Our contribution introduces a groundbreaking multimodal large language model
designed to comprehend multi-images, multi-audio, and multi-images-multi-audio
within a single multiturn session. Leveraging state-of-the-art models, we
utilize the SigLIP encoder for visual inputs and the Whisper Encoder for audio
inputs. Notably, this multimodal large language model is bilingual, proficient
in understanding both English and Malay simultaneously. We proudly unveil two
versions of this model: TinyLlama with 1.1B parameters, and Mistral with 7B
parameters.

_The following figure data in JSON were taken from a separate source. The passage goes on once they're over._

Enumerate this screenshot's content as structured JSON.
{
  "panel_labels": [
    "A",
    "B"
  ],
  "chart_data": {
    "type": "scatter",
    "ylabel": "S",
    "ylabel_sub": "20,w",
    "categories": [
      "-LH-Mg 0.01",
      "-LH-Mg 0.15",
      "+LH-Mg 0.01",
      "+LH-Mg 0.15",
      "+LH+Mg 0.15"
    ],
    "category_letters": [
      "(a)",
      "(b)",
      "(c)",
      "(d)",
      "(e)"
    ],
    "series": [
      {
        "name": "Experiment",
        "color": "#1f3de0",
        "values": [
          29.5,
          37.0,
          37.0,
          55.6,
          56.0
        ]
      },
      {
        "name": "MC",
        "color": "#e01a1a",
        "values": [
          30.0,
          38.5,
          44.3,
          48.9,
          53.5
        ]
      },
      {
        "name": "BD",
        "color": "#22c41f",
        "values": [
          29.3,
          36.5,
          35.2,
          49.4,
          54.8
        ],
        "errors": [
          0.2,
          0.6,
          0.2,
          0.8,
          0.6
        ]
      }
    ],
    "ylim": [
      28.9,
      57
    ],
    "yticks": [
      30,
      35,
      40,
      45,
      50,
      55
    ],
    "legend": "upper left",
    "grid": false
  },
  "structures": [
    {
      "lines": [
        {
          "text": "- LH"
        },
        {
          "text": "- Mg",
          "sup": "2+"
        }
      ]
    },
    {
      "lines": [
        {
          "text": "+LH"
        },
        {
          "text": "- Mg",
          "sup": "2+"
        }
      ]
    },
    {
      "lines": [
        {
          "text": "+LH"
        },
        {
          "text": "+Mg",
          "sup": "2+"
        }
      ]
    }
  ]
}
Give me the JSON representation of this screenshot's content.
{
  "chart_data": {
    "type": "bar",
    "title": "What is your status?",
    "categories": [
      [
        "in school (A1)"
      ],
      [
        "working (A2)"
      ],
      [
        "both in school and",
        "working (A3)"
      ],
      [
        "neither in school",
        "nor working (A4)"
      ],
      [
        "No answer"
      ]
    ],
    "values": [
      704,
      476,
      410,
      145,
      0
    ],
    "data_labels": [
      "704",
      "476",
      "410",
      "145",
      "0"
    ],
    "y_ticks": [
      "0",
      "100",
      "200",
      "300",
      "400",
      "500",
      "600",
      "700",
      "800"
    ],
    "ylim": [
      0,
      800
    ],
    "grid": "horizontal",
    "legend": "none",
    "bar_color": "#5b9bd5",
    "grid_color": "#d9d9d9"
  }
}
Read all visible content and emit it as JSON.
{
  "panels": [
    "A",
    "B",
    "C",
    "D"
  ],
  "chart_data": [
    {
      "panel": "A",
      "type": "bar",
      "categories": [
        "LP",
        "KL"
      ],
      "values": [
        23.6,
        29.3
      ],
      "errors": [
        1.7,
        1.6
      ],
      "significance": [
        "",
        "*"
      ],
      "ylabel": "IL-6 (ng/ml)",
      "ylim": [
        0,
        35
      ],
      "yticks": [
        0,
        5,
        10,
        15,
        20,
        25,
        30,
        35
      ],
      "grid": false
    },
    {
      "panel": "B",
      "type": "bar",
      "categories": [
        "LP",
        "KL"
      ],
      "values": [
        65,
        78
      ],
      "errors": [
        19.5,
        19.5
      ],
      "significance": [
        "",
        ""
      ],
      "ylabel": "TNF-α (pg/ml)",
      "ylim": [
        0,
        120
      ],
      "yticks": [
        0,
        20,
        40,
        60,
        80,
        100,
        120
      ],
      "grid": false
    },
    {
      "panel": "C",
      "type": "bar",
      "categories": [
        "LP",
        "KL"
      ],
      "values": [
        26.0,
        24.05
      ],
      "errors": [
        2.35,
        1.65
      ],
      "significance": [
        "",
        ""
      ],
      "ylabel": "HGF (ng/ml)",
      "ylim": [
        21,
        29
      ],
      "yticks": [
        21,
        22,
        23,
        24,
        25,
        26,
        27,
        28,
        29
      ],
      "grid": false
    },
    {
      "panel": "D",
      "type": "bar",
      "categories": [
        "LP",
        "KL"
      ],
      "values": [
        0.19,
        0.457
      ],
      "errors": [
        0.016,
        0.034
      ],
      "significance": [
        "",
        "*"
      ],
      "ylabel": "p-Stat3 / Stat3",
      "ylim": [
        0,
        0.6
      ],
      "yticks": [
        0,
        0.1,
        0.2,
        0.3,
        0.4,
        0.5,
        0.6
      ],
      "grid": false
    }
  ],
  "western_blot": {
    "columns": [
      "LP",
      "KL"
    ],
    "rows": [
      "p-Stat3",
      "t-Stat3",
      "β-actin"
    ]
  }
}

With its ability to navigate diverse modalities and languages, our
model represents a significant advancement for the Malaysian context and
beyond.
All models released at
this https URL

我们介绍了一种开创性的多模态大型语言模型，能够在一个多轮对话中理解多图像、多音频和多图像 - 多音频。借助最先进的模型，我们利用 SigLIP 编码器进行视觉输入和 Whisper 编码器进行音频输入。值得注意的是，这个多模态大型语言模型是双语的，能够同时理解英文和马来文。我们自豪地推出了这个模型的两个版本：参数量为 1.1B 的 TinyLlama 和参数量为 7B 的 Mistral。我们的模型能够处理多样的模态和语言，代表了马来西亚及其他地区的重大进展。